Without increased climate action, no country can ever be great again.
“Today, East Africa is experiencing a drought made worse by global warming, with more than 13 million people at risk. Just two degrees of warming will double the length of extreme heatwaves and affect vulnerable regions in just a few decades,” Eyasu warned, urging climate negotiators in Bonn to speed up reductions of greenhouse gas emissions and bolster efforts to aid less developed countries.
Last November, in a forceful statement—the Marrakech Communiqué—the CVF said that the world has just one chance to take meaningful action, and it’s the Paris Agreement. This week, during a press conference, representatives from those countries commented on changes in United States policy.

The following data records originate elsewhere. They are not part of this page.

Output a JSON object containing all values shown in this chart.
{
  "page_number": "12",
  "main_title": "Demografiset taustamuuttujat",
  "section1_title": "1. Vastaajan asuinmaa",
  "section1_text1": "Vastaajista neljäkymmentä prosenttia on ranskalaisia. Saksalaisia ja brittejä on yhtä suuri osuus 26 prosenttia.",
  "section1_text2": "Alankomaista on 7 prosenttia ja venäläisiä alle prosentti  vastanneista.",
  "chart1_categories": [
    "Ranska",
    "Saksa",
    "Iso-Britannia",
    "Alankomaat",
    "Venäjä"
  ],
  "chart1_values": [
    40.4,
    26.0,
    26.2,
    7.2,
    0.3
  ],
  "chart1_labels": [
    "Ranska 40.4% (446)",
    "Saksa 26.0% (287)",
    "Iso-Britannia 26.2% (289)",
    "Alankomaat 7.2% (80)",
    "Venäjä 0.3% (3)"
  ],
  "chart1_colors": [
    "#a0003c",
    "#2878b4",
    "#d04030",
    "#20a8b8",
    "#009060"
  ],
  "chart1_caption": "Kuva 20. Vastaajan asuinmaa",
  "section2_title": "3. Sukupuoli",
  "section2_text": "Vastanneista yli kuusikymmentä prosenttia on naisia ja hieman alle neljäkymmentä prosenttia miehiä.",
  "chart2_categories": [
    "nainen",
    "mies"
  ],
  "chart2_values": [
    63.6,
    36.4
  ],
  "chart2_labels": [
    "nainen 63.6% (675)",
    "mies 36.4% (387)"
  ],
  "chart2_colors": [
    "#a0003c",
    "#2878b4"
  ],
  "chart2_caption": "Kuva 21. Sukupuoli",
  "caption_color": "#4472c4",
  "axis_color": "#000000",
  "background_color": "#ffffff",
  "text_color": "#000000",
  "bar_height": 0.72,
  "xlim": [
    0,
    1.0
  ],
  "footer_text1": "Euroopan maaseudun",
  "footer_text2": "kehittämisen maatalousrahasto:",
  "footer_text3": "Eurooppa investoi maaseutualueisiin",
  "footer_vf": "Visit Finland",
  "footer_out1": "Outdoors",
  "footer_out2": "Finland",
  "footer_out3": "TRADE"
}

American climate negotiators have not yet said precisely how the U.S. position at these negotiations will change, but have made it clear that all existing policies and commitments are under review, and that there will be no contribution to the Green Climate Fund. President Donald Trump has called climate change a hoax and said during the campaign that he would “cancel” the Paris climate agreement, though more recently his administration has been waffling on whether or not to remain in the accord.

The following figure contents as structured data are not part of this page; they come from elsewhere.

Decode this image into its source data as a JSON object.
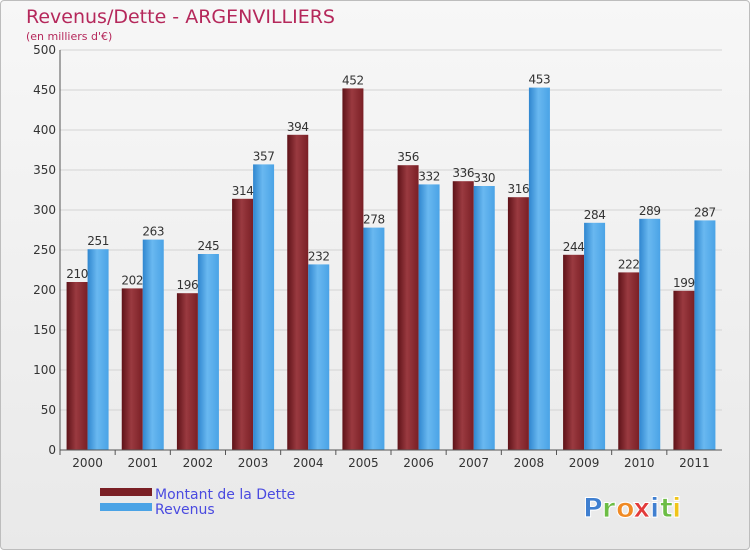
{
  "chart_data": {
    "type": "bar",
    "title": "Revenus/Dette - ARGENVILLIERS",
    "subtitle": "(en milliers d'€)",
    "categories": [
      "2000",
      "2001",
      "2002",
      "2003",
      "2004",
      "2005",
      "2006",
      "2007",
      "2008",
      "2009",
      "2010",
      "2011"
    ],
    "series": [
      {
        "name": "Montant de la Dette",
        "color": "#7a1f25",
        "values": [
          210,
          202,
          196,
          314,
          394,
          452,
          356,
          336,
          316,
          244,
          222,
          199
        ]
      },
      {
        "name": "Revenus",
        "color": "#4aa3e6",
        "values": [
          251,
          263,
          245,
          357,
          232,
          278,
          332,
          330,
          453,
          284,
          289,
          287
        ]
      }
    ],
    "ylim": [
      0,
      500
    ],
    "ystep": 50,
    "grid": true,
    "legend": "bottom-left"
  },
  "logo": {
    "letters": [
      {
        "ch": "P",
        "color": "#3f7fd0"
      },
      {
        "ch": "r",
        "color": "#6cbd45"
      },
      {
        "ch": "o",
        "color": "#f08a24"
      },
      {
        "ch": "x",
        "color": "#e23b3b"
      },
      {
        "ch": "i",
        "color": "#3f7fd0"
      },
      {
        "ch": "t",
        "color": "#6cbd45"
      },
      {
        "ch": "i",
        "color": "#f0c419"
      }
    ]
  }
}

Philippines climate change commissioner Emmanuel de Guzman seemed to be speaking directly to Trump when he said: “Without increased climate action, no country can ever be great again. We fought hard for the Paris Agreement and the 1.5-degree threshold, the threshold for our survival…. Greatness is most apparent with climate action. Failure is not an option.”
Also addressing the new political circumstances in the U.S. indirectly, Costa Rica’s William Calvo said: “We need to explain to countries that this is a matter of survival.”

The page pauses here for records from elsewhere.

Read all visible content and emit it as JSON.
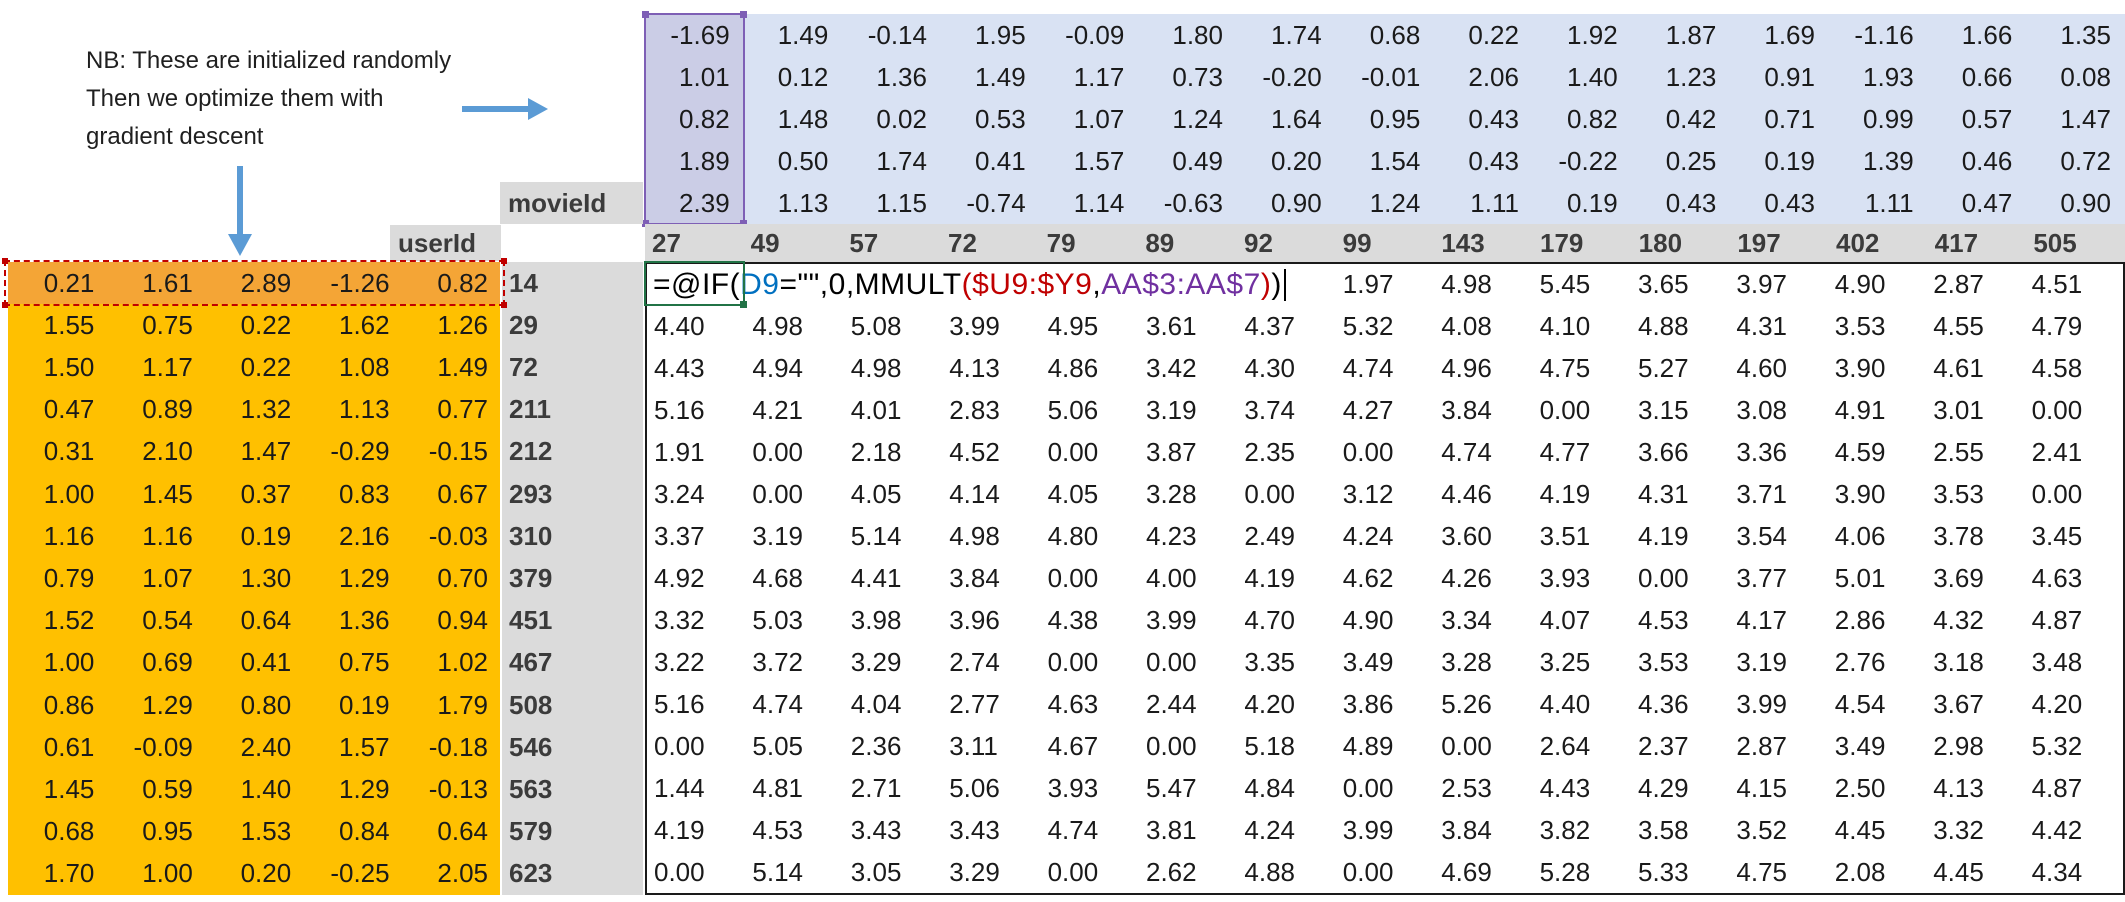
{
  "annotation": {
    "line1": "NB: These are initialized randomly",
    "line2": "Then we optimize them with",
    "line3": "gradient descent"
  },
  "labels": {
    "movie_id": "movieId",
    "user_id": "userId"
  },
  "movie_ids": [
    "27",
    "49",
    "57",
    "72",
    "79",
    "89",
    "92",
    "99",
    "143",
    "179",
    "180",
    "197",
    "402",
    "417",
    "505"
  ],
  "user_ids": [
    "14",
    "29",
    "72",
    "211",
    "212",
    "293",
    "310",
    "379",
    "451",
    "467",
    "508",
    "546",
    "563",
    "579",
    "623"
  ],
  "movie_factors": [
    [
      "-1.69",
      "1.49",
      "-0.14",
      "1.95",
      "-0.09",
      "1.80",
      "1.74",
      "0.68",
      "0.22",
      "1.92",
      "1.87",
      "1.69",
      "-1.16",
      "1.66",
      "1.35"
    ],
    [
      "1.01",
      "0.12",
      "1.36",
      "1.49",
      "1.17",
      "0.73",
      "-0.20",
      "-0.01",
      "2.06",
      "1.40",
      "1.23",
      "0.91",
      "1.93",
      "0.66",
      "0.08"
    ],
    [
      "0.82",
      "1.48",
      "0.02",
      "0.53",
      "1.07",
      "1.24",
      "1.64",
      "0.95",
      "0.43",
      "0.82",
      "0.42",
      "0.71",
      "0.99",
      "0.57",
      "1.47"
    ],
    [
      "1.89",
      "0.50",
      "1.74",
      "0.41",
      "1.57",
      "0.49",
      "0.20",
      "1.54",
      "0.43",
      "-0.22",
      "0.25",
      "0.19",
      "1.39",
      "0.46",
      "0.72"
    ],
    [
      "2.39",
      "1.13",
      "1.15",
      "-0.74",
      "1.14",
      "-0.63",
      "0.90",
      "1.24",
      "1.11",
      "0.19",
      "0.43",
      "0.43",
      "1.11",
      "0.47",
      "0.90"
    ]
  ],
  "user_factors": [
    [
      "0.21",
      "1.61",
      "2.89",
      "-1.26",
      "0.82"
    ],
    [
      "1.55",
      "0.75",
      "0.22",
      "1.62",
      "1.26"
    ],
    [
      "1.50",
      "1.17",
      "0.22",
      "1.08",
      "1.49"
    ],
    [
      "0.47",
      "0.89",
      "1.32",
      "1.13",
      "0.77"
    ],
    [
      "0.31",
      "2.10",
      "1.47",
      "-0.29",
      "-0.15"
    ],
    [
      "1.00",
      "1.45",
      "0.37",
      "0.83",
      "0.67"
    ],
    [
      "1.16",
      "1.16",
      "0.19",
      "2.16",
      "-0.03"
    ],
    [
      "0.79",
      "1.07",
      "1.30",
      "1.29",
      "0.70"
    ],
    [
      "1.52",
      "0.54",
      "0.64",
      "1.36",
      "0.94"
    ],
    [
      "1.00",
      "0.69",
      "0.41",
      "0.75",
      "1.02"
    ],
    [
      "0.86",
      "1.29",
      "0.80",
      "0.19",
      "1.79"
    ],
    [
      "0.61",
      "-0.09",
      "2.40",
      "1.57",
      "-0.18"
    ],
    [
      "1.45",
      "0.59",
      "1.40",
      "1.29",
      "-0.13"
    ],
    [
      "0.68",
      "0.95",
      "1.53",
      "0.84",
      "0.64"
    ],
    [
      "1.70",
      "1.00",
      "0.20",
      "-0.25",
      "2.05"
    ]
  ],
  "formula": {
    "segments": [
      {
        "text": "=@IF(",
        "color": "#000000"
      },
      {
        "text": "D9",
        "color": "#0070C0"
      },
      {
        "text": "=\"\",0,MMULT",
        "color": "#000000"
      },
      {
        "text": "(",
        "color": "#C00000"
      },
      {
        "text": "$U9:$Y9",
        "color": "#C00000"
      },
      {
        "text": ",",
        "color": "#000000"
      },
      {
        "text": "AA$3:AA$7",
        "color": "#7030A0"
      },
      {
        "text": ")",
        "color": "#C00000"
      },
      {
        "text": ")",
        "color": "#000000"
      }
    ]
  },
  "predictions": {
    "first_row_tail": [
      "1.97",
      "4.98",
      "5.45",
      "3.65",
      "3.97",
      "4.90",
      "2.87",
      "4.51"
    ],
    "rows": [
      [
        "4.40",
        "4.98",
        "5.08",
        "3.99",
        "4.95",
        "3.61",
        "4.37",
        "5.32",
        "4.08",
        "4.10",
        "4.88",
        "4.31",
        "3.53",
        "4.55",
        "4.79"
      ],
      [
        "4.43",
        "4.94",
        "4.98",
        "4.13",
        "4.86",
        "3.42",
        "4.30",
        "4.74",
        "4.96",
        "4.75",
        "5.27",
        "4.60",
        "3.90",
        "4.61",
        "4.58"
      ],
      [
        "5.16",
        "4.21",
        "4.01",
        "2.83",
        "5.06",
        "3.19",
        "3.74",
        "4.27",
        "3.84",
        "0.00",
        "3.15",
        "3.08",
        "4.91",
        "3.01",
        "0.00"
      ],
      [
        "1.91",
        "0.00",
        "2.18",
        "4.52",
        "0.00",
        "3.87",
        "2.35",
        "0.00",
        "4.74",
        "4.77",
        "3.66",
        "3.36",
        "4.59",
        "2.55",
        "2.41"
      ],
      [
        "3.24",
        "0.00",
        "4.05",
        "4.14",
        "4.05",
        "3.28",
        "0.00",
        "3.12",
        "4.46",
        "4.19",
        "4.31",
        "3.71",
        "3.90",
        "3.53",
        "0.00"
      ],
      [
        "3.37",
        "3.19",
        "5.14",
        "4.98",
        "4.80",
        "4.23",
        "2.49",
        "4.24",
        "3.60",
        "3.51",
        "4.19",
        "3.54",
        "4.06",
        "3.78",
        "3.45"
      ],
      [
        "4.92",
        "4.68",
        "4.41",
        "3.84",
        "0.00",
        "4.00",
        "4.19",
        "4.62",
        "4.26",
        "3.93",
        "0.00",
        "3.77",
        "5.01",
        "3.69",
        "4.63"
      ],
      [
        "3.32",
        "5.03",
        "3.98",
        "3.96",
        "4.38",
        "3.99",
        "4.70",
        "4.90",
        "3.34",
        "4.07",
        "4.53",
        "4.17",
        "2.86",
        "4.32",
        "4.87"
      ],
      [
        "3.22",
        "3.72",
        "3.29",
        "2.74",
        "0.00",
        "0.00",
        "3.35",
        "3.49",
        "3.28",
        "3.25",
        "3.53",
        "3.19",
        "2.76",
        "3.18",
        "3.48"
      ],
      [
        "5.16",
        "4.74",
        "4.04",
        "2.77",
        "4.63",
        "2.44",
        "4.20",
        "3.86",
        "5.26",
        "4.40",
        "4.36",
        "3.99",
        "4.54",
        "3.67",
        "4.20"
      ],
      [
        "0.00",
        "5.05",
        "2.36",
        "3.11",
        "4.67",
        "0.00",
        "5.18",
        "4.89",
        "0.00",
        "2.64",
        "2.37",
        "2.87",
        "3.49",
        "2.98",
        "5.32"
      ],
      [
        "1.44",
        "4.81",
        "2.71",
        "5.06",
        "3.93",
        "5.47",
        "4.84",
        "0.00",
        "2.53",
        "4.43",
        "4.29",
        "4.15",
        "2.50",
        "4.13",
        "4.87"
      ],
      [
        "4.19",
        "4.53",
        "3.43",
        "3.43",
        "4.74",
        "3.81",
        "4.24",
        "3.99",
        "3.84",
        "3.82",
        "3.58",
        "3.52",
        "4.45",
        "3.32",
        "4.42"
      ],
      [
        "0.00",
        "5.14",
        "3.05",
        "3.29",
        "0.00",
        "2.62",
        "4.88",
        "0.00",
        "4.69",
        "5.28",
        "5.33",
        "4.75",
        "2.08",
        "4.45",
        "4.34"
      ]
    ]
  },
  "colors": {
    "blue_fill": "#D9E2F3",
    "blue_selected_fill": "#CBCDE6",
    "selection_purple": "#7E5FB5",
    "orange_fill": "#FFC000",
    "orange_highlight_fill": "#F4A536",
    "marquee_red": "#C00000",
    "edit_green": "#217346",
    "header_gray": "#DBDBDB",
    "header_text": "#3B3B3B",
    "grid_border": "#1A1A1A",
    "arrow_blue": "#5B9BD5",
    "text_dark": "#1A1A1A"
  }
}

The political statements from the CVF were reinforced at a scientific dialogue during the Bonn talks, where researchers highlighted recent studies showing that Africa, in particular, is dangerously vulnerable to the adverse effects of global warming.
Africa will be affected “very soon and very heavily,” said Jana Sillmann, who studies climate extremes at CICERO, a climate research institute based in Norway. In a recent study, Sillman and colleagues tried to dispel the notion that dangerous climate change can be averted with the two-degree cap on warming. Africa’s geographic position means it’s vulnerable to heatwaves all year round, not just in summer.
The study says dangerous heatwaves in Africa will become widespread and common by 2075. Low-latitude regions have much less variability in day-to-day temperatures than mid-latitude continents like Europe and North America.
Countries around the Horn of Africa and in West Africa are likely to be affected the most. A 2016 study in the journal Environmental Research Letters spells out the risk for Africa in detail: The poorest 20 percent of the world’s population will feel the heat extremes sooner than richer regions, even though the latter regions cumulatively emit the lowest amounts of CO2.
“Heatwaves are not increasing evenly everywhere. They are becoming much more frequent more quickly for countries nearer the equator. These are the poorer nations,” said Erich Fischer, a university researcher at ETH Zurich. “We also know the wealthiest countries will be able to cope with the impacts more easily than poorer nations.”
Recent U.N. reports on world hunger reinforce these findings, showing that up to 50 million people in Africa faced food shortages during the past year. Another U.N. report suggested the cost of adapting to climate change in developing countries could rise to between $280 and $500 billion per year by 2050, a figure that is four to five times greater than previous estimates.